You wake up after a night of drinking, and immediately groan. Your head is aching. It feels like alcohol is still seeping through your pores. The heavy feeling of your sweaty skin rivals the sticky surface of the bar that you eventually abandoned last night — the question facing you and the establishments’ owners is the same: how does alcohol manage to permeate every available surface?
Flashback 12 hours. You take your first sip of beer. Like any good party, it takes a bit for things to pick up. The alcohol doesn’t start to affect you for a good 20 minutes or so. Of course, this grace period also depends on what’s already sitting in your stomach at the time: if it’s crowded with food, it’ll take longer. a sentiment that also likely applied to the timeframe in which you were able to acquire said beer from the busy bar in the first place.
As the alcohol molecules move through your digestive system, they permeate the water in all other parts of your body.

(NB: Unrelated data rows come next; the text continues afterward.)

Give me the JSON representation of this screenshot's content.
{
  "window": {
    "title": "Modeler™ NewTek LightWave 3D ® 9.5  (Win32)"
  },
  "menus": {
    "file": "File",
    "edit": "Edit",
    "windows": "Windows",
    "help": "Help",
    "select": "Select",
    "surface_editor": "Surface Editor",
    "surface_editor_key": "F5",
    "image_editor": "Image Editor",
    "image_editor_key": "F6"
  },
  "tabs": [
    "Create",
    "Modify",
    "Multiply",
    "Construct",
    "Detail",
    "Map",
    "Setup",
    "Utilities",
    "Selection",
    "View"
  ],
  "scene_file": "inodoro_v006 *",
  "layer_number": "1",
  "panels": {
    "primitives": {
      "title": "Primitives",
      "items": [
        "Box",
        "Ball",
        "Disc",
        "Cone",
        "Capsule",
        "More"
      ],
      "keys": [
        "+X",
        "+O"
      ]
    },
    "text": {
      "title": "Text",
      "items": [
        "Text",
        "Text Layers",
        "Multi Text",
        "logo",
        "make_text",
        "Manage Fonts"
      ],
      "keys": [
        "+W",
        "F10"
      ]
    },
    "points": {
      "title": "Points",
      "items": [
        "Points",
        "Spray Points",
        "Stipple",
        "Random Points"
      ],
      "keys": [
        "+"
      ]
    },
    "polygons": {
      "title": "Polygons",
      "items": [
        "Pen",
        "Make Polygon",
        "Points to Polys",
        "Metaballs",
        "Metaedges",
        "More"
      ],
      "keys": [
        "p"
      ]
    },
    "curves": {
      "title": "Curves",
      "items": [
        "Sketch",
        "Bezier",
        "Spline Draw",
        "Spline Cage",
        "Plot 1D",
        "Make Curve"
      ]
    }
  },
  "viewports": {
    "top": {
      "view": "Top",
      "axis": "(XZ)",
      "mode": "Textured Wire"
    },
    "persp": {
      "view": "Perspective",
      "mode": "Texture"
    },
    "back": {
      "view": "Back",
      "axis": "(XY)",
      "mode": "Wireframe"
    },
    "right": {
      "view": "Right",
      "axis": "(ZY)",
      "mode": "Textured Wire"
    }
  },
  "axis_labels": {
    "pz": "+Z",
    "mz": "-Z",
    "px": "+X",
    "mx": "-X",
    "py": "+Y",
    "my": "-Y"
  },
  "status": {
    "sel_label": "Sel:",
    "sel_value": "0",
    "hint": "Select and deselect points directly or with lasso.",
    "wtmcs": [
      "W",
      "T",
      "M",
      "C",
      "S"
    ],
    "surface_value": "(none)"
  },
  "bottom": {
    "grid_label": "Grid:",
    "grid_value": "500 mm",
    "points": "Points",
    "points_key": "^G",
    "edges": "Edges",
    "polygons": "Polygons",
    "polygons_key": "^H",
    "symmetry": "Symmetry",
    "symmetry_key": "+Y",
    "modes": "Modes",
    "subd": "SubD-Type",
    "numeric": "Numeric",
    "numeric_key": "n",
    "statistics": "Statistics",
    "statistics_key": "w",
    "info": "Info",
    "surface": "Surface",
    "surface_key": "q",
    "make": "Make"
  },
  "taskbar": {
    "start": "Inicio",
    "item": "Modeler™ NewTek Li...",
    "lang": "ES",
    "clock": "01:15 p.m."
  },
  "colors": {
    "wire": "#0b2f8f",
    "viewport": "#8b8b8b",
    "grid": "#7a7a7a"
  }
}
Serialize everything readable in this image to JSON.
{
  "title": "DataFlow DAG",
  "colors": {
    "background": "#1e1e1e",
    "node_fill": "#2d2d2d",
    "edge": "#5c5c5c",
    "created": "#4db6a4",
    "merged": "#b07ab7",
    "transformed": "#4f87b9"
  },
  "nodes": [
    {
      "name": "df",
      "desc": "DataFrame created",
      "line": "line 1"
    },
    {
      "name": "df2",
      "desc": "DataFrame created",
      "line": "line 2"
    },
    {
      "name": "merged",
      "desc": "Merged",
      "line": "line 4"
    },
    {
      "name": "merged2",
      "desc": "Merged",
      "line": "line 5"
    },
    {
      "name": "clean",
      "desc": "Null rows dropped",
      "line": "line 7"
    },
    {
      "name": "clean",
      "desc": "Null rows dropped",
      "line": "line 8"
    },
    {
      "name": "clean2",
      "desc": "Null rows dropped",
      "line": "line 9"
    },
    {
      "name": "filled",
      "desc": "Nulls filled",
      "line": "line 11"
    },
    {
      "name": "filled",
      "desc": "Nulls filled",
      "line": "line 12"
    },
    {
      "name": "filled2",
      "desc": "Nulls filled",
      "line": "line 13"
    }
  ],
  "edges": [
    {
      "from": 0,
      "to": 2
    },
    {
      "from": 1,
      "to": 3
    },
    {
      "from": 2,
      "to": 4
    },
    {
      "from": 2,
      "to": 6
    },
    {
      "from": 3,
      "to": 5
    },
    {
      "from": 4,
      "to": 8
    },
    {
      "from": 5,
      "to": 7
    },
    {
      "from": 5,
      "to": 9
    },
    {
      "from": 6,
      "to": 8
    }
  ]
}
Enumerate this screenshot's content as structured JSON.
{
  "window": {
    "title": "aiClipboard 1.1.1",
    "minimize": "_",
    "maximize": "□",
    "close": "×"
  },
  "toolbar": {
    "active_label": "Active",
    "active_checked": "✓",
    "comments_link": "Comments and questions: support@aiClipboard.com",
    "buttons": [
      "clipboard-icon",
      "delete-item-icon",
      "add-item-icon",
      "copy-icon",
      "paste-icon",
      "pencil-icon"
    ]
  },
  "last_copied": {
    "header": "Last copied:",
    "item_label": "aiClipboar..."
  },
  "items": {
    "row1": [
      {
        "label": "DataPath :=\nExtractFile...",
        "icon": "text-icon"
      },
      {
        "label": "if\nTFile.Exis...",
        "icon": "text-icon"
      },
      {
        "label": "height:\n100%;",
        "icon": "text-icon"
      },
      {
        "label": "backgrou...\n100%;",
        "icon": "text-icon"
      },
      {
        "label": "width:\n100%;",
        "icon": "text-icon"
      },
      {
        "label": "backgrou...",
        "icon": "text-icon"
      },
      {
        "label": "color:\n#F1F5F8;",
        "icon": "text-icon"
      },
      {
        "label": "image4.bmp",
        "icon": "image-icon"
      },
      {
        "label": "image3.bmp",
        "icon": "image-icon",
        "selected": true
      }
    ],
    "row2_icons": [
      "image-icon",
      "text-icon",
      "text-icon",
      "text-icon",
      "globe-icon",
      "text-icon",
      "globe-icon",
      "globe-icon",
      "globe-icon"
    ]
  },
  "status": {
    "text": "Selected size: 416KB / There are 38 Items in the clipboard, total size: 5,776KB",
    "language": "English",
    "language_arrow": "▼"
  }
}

It gets into blood cells, muscle fibers, and neurons. Fat cells are exempt though. Therein lies the reason why alcohol affects women and men differently. Men have more muscle, so they have more cells to absorb the alcohol, and make it more diluted. Women tend to carry more fat, so the alcohol is more concentrated since fewer cells can absorb it. The same logic applies to size — the bigger the person, the more alcohol needed to achieve the same effects.
Now, the alcohol has permeated all of your cells. Your skin is releasing small amounts of it through sweat. It’s reached your kidneys, so it’s also released in your urine. As you breathe, about 5 percent of the alcohol you consumed is expelled from your lungs And (most importantly), it’s made its way to your brain.
In your brain, alcohol acts like the crowd at the party; it inhibits normal movement and blocks the neural pathways, thus preventing neurons from firing at each other as they normally would. As the concentration of alcohol increases, it mimics the crowd at a bar, ever expanding to fill the entire venue— first, the cerebellum Then the pituitary gland and the hypothalamus,
Finally, it hits the medulla. Think of it as the final straw, the people dancing on the fire escape that triggers the bouncer to start kicking people out. If too much alcohol reaches the medulla, it inhibits the necessary, involuntary processes of the heart beating and breathing. That’s the signal that the party is probably over, possibly for good.
The alcohol then makes its way to the liver, where it is oxidized and thus changed into something non-toxic, and eventually excreted. It’s sort of like when your buzz wears off enough to realize that the cutie you’re dancing with is actually not as attractive as you assumed, and it’s time to go home.